Evaluate your floor clutter
The robot will push cables and small objects. Clear them before runs or accept this limitation.
Confirm replacement bag availability
Mova bags are available on Amazon.ca — the important thing for Canadian buyers.
Plan your schedule
LiDAR means early-morning dark runs work fine. The auto-empty ejection noise at the end is something to plan around for quiet hours.
FAQ
Is the Mova P10 Ultra Pro available in Canada with Canadian warranty support?▾
How does the auto-empty base compare to Roborock or Dreame bases?▾
Can the P10 Ultra Pro handle a multi-storey home?▾
Is it quiet enough to run while working from home?▾
Does the mopping actually clean floors or just wet them?▾
What's the battery life in a Canadian winter home?▾
How does it compare to the Eufy RoboVac series at similar prices?▾
Conclusion
The Mova P10 Ultra Pro is the right robot vacuum for a specific type of buyer: smaller home, mostly hard floors, wants hands-free convenience, doesn't want to spend over CAD $300. In that context, it over-delivers.
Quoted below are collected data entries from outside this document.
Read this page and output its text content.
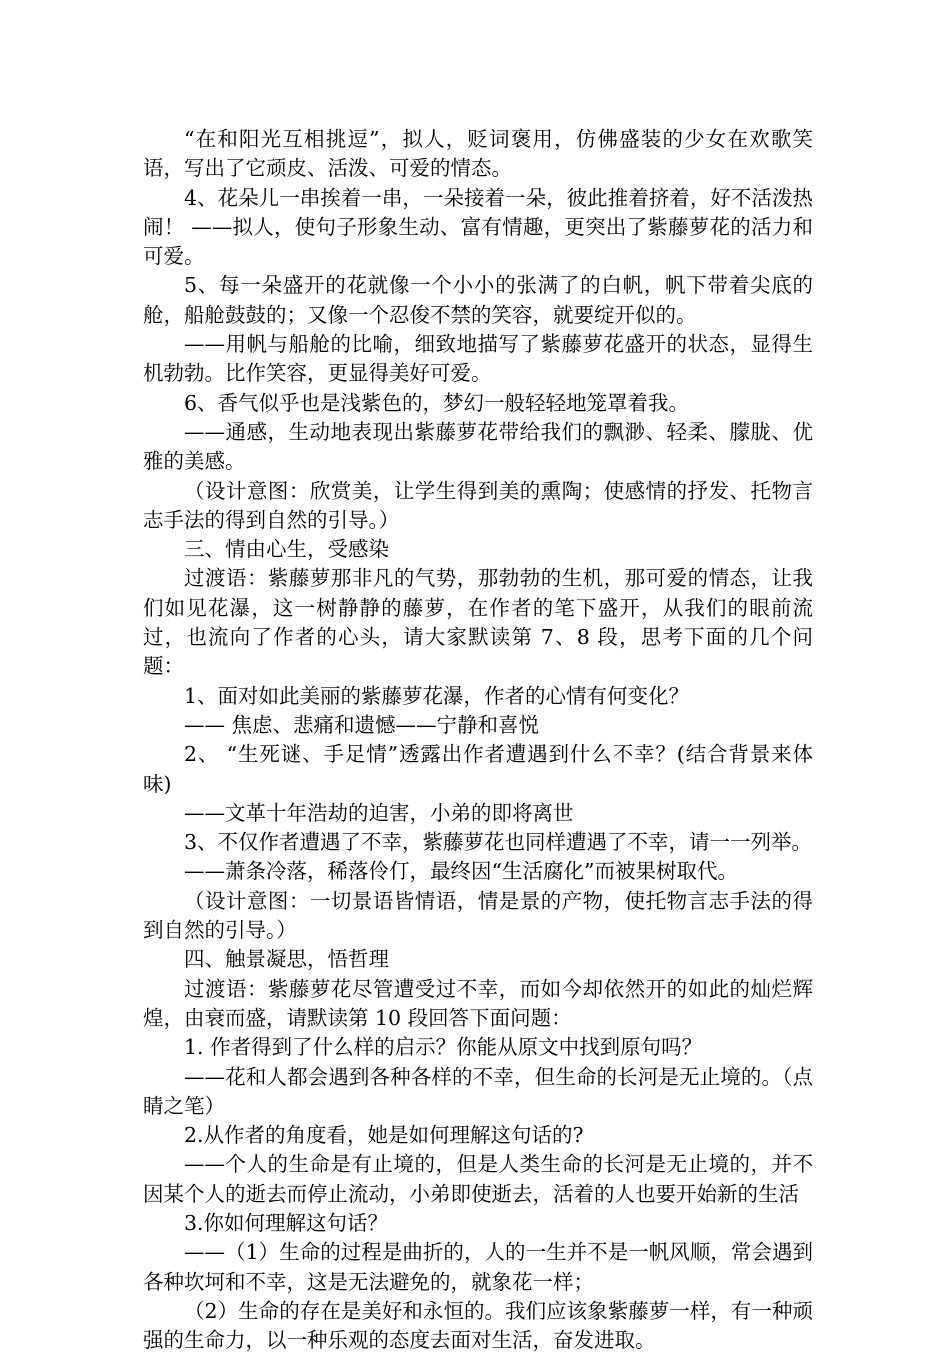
“在和阳光互相挑逗”，拟人，贬词褒用，仿佛盛装的少女在欢歌笑语，写出了它顽皮、活泼、可爱的情态。

4、花朵儿一串挨着一串，一朵接着一朵，彼此推着挤着，好不活泼热闹！ ——拟人，使句子形象生动、富有情趣，更突出了紫藤萝花的活力和可爱。

5、每一朵盛开的花就像一个小小的张满了的白帆，帆下带着尖底的舱，船舱鼓鼓的；又像一个忍俊不禁的笑容，就要绽开似的。

——用帆与船舱的比喻，细致地描写了紫藤萝花盛开的状态，显得生机勃勃。比作笑容，更显得美好可爱。

6、香气似乎也是浅紫色的，梦幻一般轻轻地笼罩着我。

——通感，生动地表现出紫藤萝花带给我们的飘渺、轻柔、朦胧、优雅的美感。

（设计意图：欣赏美，让学生得到美的熏陶；使感情的抒发、托物言志手法的得到自然的引导。）

三、情由心生，受感染

过渡语：紫藤萝那非凡的气势，那勃勃的生机，那可爱的情态，让我们如见花瀑，这一树静静的藤萝，在作者的笔下盛开，从我们的眼前流过，也流向了作者的心头，请大家默读第 7、8 段，思考下面的几个问题：

1、面对如此美丽的紫藤萝花瀑，作者的心情有何变化？

—— 焦虑、悲痛和遗憾——宁静和喜悦

2、 “生死谜、手足情”透露出作者遭遇到什么不幸？(结合背景来体味)

——文革十年浩劫的迫害，小弟的即将离世

3、不仅作者遭遇了不幸，紫藤萝花也同样遭遇了不幸，请一一列举。

——萧条冷落，稀落伶仃，最终因“生活腐化”而被果树取代。

（设计意图：一切景语皆情语，情是景的产物，使托物言志手法的得到自然的引导。）

四、触景凝思，悟哲理

过渡语：紫藤萝花尽管遭受过不幸，而如今却依然开的如此的灿烂辉煌，由衰而盛，请默读第 10 段回答下面问题：

1. 作者得到了什么样的启示？你能从原文中找到原句吗？

——花和人都会遇到各种各样的不幸，但生命的长河是无止境的。（点睛之笔）

2.从作者的角度看，她是如何理解这句话的?

——个人的生命是有止境的，但是人类生命的长河是无止境的，并不因某个人的逝去而停止流动，小弟即使逝去，活着的人也要开始新的生活

3.你如何理解这句话？

——（1）生命的过程是曲折的，人的一生并不是一帆风顺，常会遇到各种坎坷和不幸，这是无法避免的，就象花一样；

（2）生命的存在是美好和永恒的。我们应该象紫藤萝一样，有一种顽强的生命力，以一种乐观的态度去面对生活，奋发进取。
LiDAR navigation and an auto-empty base at this price is a genuine value proposition, and the daily hard floor cleaning is reliable.
It is the wrong robot for buyers who expect it to match the suction, obstacle avoidance, or mopping capability of $600–$800 CAD alternatives from Dreame or Roborock. Those robots clean carpet more thoroughly, mop more effectively, and route around floor clutter rather than pushing into it.
The P10 Ultra Pro makes sense if LiDAR navigation reliability is specifically what you're paying for, your home is under 900 sq ft of hard floors, and you understand the trade-offs on suction and mopping. At CAD $549, buyers who haven't compared it directly against the Dreame L10s Ultra Gen 2 or similar mid-range options should do so before purchasing.